Ever since 1996, when California became the first state to recognize marijuana as a medicine, drug warriors have been warning that loosening legal restrictions on cannabis “sends the wrong message” to the youth of America, encouraging them to use a drug they would otherwise avoid. Twenty years later, with marijuana legal for medical or recreational use in two dozen states and the nation’s capital, there is little evidence that adolescents have responded in the way pot prohibitionists predicted. In fact, data from government-sponsored surveys show that teenagers are less likely to use marijuana and, if they do, less likely to abuse it than they were before this sea change in state policy.

“How can we expect our children to reject drugs when some authorities are telling them that illegal drugs should no longer remain illegal, but should be used instead to help the sick?” Thomas Constantine, then head of the Drug Enforcement Administration, asked just before the California vote in 1996. “We cannot afford to send ambivalent messages about drugs.”

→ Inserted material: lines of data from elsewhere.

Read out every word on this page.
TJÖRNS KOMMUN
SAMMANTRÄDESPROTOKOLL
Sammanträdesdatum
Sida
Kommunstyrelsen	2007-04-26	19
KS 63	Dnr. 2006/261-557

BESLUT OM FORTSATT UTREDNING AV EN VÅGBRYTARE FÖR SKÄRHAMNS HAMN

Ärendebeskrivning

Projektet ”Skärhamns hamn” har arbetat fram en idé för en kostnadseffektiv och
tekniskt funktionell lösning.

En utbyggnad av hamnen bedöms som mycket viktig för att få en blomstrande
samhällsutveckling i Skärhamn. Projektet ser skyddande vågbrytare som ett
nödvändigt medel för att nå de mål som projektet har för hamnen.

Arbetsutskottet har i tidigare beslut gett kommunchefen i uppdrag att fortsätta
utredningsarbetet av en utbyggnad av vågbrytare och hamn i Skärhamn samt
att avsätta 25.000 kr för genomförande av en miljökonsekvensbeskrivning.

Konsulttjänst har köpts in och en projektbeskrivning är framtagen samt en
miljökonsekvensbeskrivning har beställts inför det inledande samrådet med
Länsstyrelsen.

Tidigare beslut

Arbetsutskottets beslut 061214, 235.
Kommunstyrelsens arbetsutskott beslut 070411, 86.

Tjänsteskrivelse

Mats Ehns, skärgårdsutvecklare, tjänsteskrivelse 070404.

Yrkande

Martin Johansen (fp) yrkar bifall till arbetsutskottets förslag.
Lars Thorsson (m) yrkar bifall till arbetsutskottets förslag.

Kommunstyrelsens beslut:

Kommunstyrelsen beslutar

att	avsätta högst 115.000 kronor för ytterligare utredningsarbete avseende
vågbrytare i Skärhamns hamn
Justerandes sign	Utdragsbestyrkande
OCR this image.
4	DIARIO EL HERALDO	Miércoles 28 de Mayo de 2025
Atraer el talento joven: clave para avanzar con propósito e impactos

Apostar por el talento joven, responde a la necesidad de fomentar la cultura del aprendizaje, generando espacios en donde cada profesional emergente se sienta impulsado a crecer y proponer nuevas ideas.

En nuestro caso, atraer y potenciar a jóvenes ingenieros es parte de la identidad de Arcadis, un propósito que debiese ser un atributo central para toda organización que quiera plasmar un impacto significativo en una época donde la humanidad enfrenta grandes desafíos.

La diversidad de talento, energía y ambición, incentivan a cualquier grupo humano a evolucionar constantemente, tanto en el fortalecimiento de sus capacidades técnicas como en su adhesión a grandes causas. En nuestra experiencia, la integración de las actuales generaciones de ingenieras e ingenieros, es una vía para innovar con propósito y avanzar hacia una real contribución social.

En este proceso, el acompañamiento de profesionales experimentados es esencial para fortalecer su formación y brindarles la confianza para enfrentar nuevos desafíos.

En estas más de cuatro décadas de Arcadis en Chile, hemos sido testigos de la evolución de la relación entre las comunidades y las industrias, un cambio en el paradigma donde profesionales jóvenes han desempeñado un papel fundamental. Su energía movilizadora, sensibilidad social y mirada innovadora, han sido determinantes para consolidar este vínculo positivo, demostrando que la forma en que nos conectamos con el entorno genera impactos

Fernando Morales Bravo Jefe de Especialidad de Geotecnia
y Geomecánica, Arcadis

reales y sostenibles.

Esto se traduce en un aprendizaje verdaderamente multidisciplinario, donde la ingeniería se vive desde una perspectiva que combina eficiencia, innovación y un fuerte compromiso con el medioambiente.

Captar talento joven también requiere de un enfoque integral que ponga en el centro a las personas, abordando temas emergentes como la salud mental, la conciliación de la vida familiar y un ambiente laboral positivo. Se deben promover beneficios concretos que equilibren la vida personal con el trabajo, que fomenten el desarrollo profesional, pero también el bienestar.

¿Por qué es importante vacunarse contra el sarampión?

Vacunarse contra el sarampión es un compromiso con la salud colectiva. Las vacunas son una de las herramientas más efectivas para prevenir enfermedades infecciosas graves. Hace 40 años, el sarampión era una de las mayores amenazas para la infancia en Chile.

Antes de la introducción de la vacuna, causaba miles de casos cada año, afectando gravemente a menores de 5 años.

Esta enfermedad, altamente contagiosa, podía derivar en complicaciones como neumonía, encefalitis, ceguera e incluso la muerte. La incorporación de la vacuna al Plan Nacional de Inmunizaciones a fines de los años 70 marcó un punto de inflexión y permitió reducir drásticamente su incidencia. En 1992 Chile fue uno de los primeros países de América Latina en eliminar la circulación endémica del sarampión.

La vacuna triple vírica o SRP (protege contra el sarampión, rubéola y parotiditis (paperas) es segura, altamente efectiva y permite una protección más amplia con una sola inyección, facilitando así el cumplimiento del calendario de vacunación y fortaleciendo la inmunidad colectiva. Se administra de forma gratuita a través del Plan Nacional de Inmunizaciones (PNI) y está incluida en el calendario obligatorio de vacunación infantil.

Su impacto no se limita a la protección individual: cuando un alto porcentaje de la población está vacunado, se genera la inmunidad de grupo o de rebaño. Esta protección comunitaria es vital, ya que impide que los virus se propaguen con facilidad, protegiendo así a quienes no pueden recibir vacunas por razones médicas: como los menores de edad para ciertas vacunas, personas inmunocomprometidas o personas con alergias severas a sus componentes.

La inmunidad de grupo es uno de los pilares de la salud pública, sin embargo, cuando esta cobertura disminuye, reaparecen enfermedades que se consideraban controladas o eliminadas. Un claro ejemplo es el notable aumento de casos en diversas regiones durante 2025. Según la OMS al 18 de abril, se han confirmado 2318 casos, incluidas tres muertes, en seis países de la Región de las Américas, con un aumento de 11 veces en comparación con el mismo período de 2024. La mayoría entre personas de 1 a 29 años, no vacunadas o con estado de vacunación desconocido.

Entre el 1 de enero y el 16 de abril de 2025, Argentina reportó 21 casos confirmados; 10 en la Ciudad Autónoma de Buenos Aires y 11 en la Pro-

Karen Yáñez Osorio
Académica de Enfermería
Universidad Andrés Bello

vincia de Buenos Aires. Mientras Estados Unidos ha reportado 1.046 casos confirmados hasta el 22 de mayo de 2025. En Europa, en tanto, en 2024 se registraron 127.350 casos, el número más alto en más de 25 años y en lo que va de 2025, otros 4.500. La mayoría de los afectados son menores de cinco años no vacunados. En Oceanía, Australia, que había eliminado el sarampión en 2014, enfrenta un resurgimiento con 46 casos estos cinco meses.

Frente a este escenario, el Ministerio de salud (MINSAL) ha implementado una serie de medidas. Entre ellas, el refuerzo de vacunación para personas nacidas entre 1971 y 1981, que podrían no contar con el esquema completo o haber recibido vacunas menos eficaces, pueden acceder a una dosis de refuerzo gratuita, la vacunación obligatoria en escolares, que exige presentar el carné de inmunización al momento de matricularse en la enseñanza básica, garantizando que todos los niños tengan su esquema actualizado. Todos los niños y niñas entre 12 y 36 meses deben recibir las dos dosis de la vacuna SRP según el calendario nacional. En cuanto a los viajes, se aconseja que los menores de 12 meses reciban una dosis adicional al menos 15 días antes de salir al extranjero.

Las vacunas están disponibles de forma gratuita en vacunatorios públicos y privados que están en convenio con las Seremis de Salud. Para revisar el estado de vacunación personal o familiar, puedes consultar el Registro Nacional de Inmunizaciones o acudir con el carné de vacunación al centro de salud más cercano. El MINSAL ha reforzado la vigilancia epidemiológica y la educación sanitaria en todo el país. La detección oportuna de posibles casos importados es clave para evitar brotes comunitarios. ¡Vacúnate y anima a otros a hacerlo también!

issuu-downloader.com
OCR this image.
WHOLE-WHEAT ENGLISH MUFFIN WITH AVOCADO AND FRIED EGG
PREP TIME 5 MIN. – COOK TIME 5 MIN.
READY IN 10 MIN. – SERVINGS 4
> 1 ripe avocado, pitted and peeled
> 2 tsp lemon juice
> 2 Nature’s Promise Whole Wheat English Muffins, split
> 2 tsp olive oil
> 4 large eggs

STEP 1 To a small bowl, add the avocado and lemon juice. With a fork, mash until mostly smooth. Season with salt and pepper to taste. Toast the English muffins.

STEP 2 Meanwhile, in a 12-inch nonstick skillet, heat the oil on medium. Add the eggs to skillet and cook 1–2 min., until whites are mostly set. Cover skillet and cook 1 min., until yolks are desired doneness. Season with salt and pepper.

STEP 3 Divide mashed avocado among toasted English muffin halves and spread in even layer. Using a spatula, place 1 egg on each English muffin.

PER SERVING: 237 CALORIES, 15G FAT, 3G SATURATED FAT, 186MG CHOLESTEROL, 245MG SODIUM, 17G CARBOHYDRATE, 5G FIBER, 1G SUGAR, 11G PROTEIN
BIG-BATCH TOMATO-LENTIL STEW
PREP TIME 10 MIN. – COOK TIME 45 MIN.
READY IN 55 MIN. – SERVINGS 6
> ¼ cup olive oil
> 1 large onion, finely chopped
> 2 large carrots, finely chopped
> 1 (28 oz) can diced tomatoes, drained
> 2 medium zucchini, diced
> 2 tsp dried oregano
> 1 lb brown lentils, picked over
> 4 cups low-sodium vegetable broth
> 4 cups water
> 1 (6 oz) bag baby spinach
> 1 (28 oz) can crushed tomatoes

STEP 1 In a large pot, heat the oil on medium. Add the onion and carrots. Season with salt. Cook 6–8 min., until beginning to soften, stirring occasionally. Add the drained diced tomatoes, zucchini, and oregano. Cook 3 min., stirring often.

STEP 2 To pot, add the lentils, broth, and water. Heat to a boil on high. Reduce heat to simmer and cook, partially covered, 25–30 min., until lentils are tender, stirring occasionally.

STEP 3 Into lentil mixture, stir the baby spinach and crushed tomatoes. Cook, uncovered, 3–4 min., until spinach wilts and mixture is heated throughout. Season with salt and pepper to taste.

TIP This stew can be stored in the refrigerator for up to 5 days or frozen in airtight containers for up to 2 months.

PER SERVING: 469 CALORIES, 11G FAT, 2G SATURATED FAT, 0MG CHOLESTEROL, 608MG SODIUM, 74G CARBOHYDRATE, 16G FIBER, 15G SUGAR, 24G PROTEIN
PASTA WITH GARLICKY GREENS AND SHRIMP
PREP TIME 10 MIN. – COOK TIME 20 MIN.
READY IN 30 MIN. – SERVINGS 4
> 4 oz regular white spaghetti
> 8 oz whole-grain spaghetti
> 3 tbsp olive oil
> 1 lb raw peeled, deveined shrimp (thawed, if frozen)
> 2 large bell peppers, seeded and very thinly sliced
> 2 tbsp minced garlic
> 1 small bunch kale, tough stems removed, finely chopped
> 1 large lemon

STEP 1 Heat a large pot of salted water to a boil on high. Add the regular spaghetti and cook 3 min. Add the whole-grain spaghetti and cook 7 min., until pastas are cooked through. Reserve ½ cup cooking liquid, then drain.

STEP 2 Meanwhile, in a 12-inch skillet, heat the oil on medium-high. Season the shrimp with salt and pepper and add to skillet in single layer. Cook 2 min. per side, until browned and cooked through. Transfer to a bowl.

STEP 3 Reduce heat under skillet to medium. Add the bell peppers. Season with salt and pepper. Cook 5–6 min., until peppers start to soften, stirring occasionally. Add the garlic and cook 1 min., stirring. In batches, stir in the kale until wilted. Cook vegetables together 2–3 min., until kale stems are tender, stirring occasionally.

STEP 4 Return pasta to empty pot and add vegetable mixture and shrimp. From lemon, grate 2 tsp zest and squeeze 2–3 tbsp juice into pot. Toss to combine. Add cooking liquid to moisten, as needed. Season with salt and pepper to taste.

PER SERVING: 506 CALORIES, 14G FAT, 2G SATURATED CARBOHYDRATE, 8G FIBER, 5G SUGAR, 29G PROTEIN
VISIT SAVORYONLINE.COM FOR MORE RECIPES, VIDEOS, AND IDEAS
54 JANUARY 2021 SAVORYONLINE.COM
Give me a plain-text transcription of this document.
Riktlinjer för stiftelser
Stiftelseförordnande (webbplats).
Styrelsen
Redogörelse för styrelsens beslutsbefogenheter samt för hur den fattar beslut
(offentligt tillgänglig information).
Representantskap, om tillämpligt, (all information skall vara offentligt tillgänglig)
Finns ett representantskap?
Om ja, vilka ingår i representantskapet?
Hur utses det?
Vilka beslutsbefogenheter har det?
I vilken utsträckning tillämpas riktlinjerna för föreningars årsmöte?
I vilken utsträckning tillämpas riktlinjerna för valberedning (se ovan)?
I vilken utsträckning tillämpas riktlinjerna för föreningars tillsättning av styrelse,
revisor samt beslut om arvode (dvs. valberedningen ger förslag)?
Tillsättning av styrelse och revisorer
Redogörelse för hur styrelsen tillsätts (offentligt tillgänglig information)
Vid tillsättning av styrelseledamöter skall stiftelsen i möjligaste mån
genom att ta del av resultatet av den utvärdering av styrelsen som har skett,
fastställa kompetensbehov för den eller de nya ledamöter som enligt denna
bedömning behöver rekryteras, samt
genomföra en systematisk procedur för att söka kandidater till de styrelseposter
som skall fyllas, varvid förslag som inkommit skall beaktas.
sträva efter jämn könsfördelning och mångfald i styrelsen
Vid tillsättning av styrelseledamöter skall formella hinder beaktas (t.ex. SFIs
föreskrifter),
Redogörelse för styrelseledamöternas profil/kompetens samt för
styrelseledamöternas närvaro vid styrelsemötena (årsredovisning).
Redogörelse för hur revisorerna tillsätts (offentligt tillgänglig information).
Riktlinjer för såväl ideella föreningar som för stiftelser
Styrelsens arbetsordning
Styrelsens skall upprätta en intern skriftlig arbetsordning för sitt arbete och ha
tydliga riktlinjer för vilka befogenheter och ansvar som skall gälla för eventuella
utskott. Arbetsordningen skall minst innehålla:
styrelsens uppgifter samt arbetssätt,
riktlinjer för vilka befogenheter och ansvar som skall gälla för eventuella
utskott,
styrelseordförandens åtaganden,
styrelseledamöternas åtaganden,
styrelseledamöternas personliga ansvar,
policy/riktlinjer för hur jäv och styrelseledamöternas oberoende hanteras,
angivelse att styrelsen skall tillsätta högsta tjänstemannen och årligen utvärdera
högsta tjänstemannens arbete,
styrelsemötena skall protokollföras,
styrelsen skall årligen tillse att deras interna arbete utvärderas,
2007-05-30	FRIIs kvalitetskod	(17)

John Walters, George W. Bush’s drug czar, likewise cited the purported threat to teenagers when he urged voters to reject medical marijuana initiatives. Gil Kerlikowske, President Obama’s first drug czar, took up the same theme. “We have been telling young people, particularly for the past couple years, that marijuana is medicine,” he complained in 2010. “So it shouldn’t be a great surprise to us that young people are now misperceiving the dangers or the risks around marijuana.”